En noviembre de 1938, Selznick recibió una llamada de socorro de Louis B. Mayer. El aparatoso musical El mago de Oz tenía problemas, y el director, Richard Thorpe, había sido despedido. ¿Podía sustituirle Cukor? David le aseguró que sí y George trabajó en El mago de Oz durante dos lamentables días hasta que —ironías de la vida— fue sustituido por Victor Fleming. El primer “problema Cukor” había acabado como una tormenta en un lujoso vaso de agua.
Selznick decidió que un cambio de escenario estimularía su creatividad y eligió las islas Bermudas. Al negarse Howard y Mitchell a acompañarle, el productor contrató a Jo Swerling, un inmigrante ruso que acababa de escribir otro script para él, El lazo sagrado.

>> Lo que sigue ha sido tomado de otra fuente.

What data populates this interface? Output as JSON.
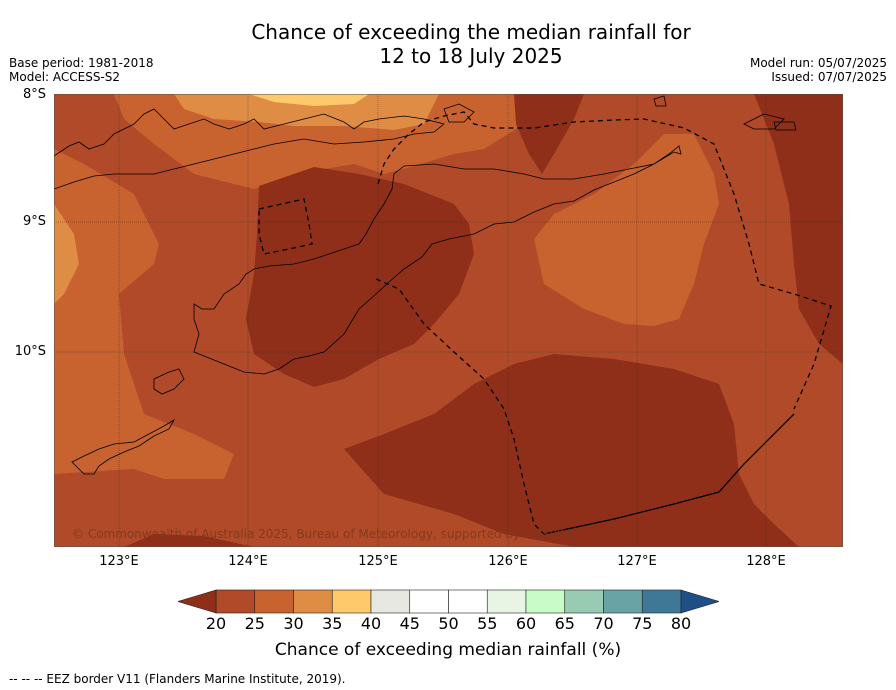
{
  "title": {
    "line1": "Chance of exceeding the median rainfall for",
    "line2": "12 to 18 July 2025"
  },
  "meta": {
    "base_period": "Base period: 1981-2018",
    "model": "Model: ACCESS-S2",
    "model_run": "Model run: 05/07/2025",
    "issued": "Issued: 07/07/2025"
  },
  "map": {
    "lat_labels": [
      "8°S",
      "9°S",
      "10°S"
    ],
    "lon_labels": [
      "123°E",
      "124°E",
      "125°E",
      "126°E",
      "127°E",
      "128°E"
    ],
    "copyright": "© Commonwealth of Australia 2025, Bureau of Meteorology, supported by COSPPac",
    "colors": {
      "lt20": "#8f2f1a",
      "c20_25": "#b04a28",
      "c25_30": "#c8622f",
      "c30_35": "#df8d45",
      "c35_40": "#fdc96b"
    }
  },
  "colorbar": {
    "ticks": [
      "20",
      "25",
      "30",
      "35",
      "40",
      "45",
      "50",
      "55",
      "60",
      "65",
      "70",
      "75",
      "80"
    ],
    "colors": [
      "#b04a28",
      "#c8622f",
      "#df8d45",
      "#fdc96b",
      "#e8e8e3",
      "#ffffff",
      "#ffffff",
      "#e8f5e4",
      "#c9fbc9",
      "#99cbb3",
      "#6aa3a6",
      "#3f7896"
    ],
    "under_color": "#8f2f1a",
    "over_color": "#1e4f86",
    "label": "Chance of exceeding median rainfall (%)"
  },
  "footnote": "--  --  -- EEZ border V11 (Flanders Marine Institute, 2019)."
}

En las Bermudas, Selznick y Swerling marearon el guión hasta que comprendieron que no estaban llegando a ninguna parte. El 11 de noviembre de 1938, David escribió un telegrama a Kay Brown desde las Bermudas: «Oído que obra de Oliver Garrett fracaso estrepitoso, ahora podrás contratarle por poco. Quiero que Garrett haga algunas escenas de continuidad, sólo unas pocas o a lo mejor en toda la película. Si dinero OK, quisiera que se familiarizara con libro y guión y que se preparara para trabajar a mi llegada a Nueva York, seguramente también durante viaje a casa y en el estudio».
El grupo de Selznick salió de Nueva York el 28 de noviembre, a bordo del SuperChief, con destino a Los Ángeles. Oliver Garrett se pasó casi todo el viaje encerrado en su compartimento, trabajando en la sexta revisión del guión. Fue un viaje de cinco días, a través de todo el territorio estadounidense, que no resultó demasiado fructífero.
Mientras el tren cortaba el viento rumbo a la costa Oeste, Ray Klune y sus ayudantes de Culver City lidiaban con uno de los mayores escollos del guión, lo que ellos llamaban “el incendio de Atlanta”, aunque, como puntualizó Wilbur Kurtz, «Scarlett sale de Atlanta el 1 de septiembre, y Sherman no incendió la ciudad hasta el 14 o el 15 de noviembre».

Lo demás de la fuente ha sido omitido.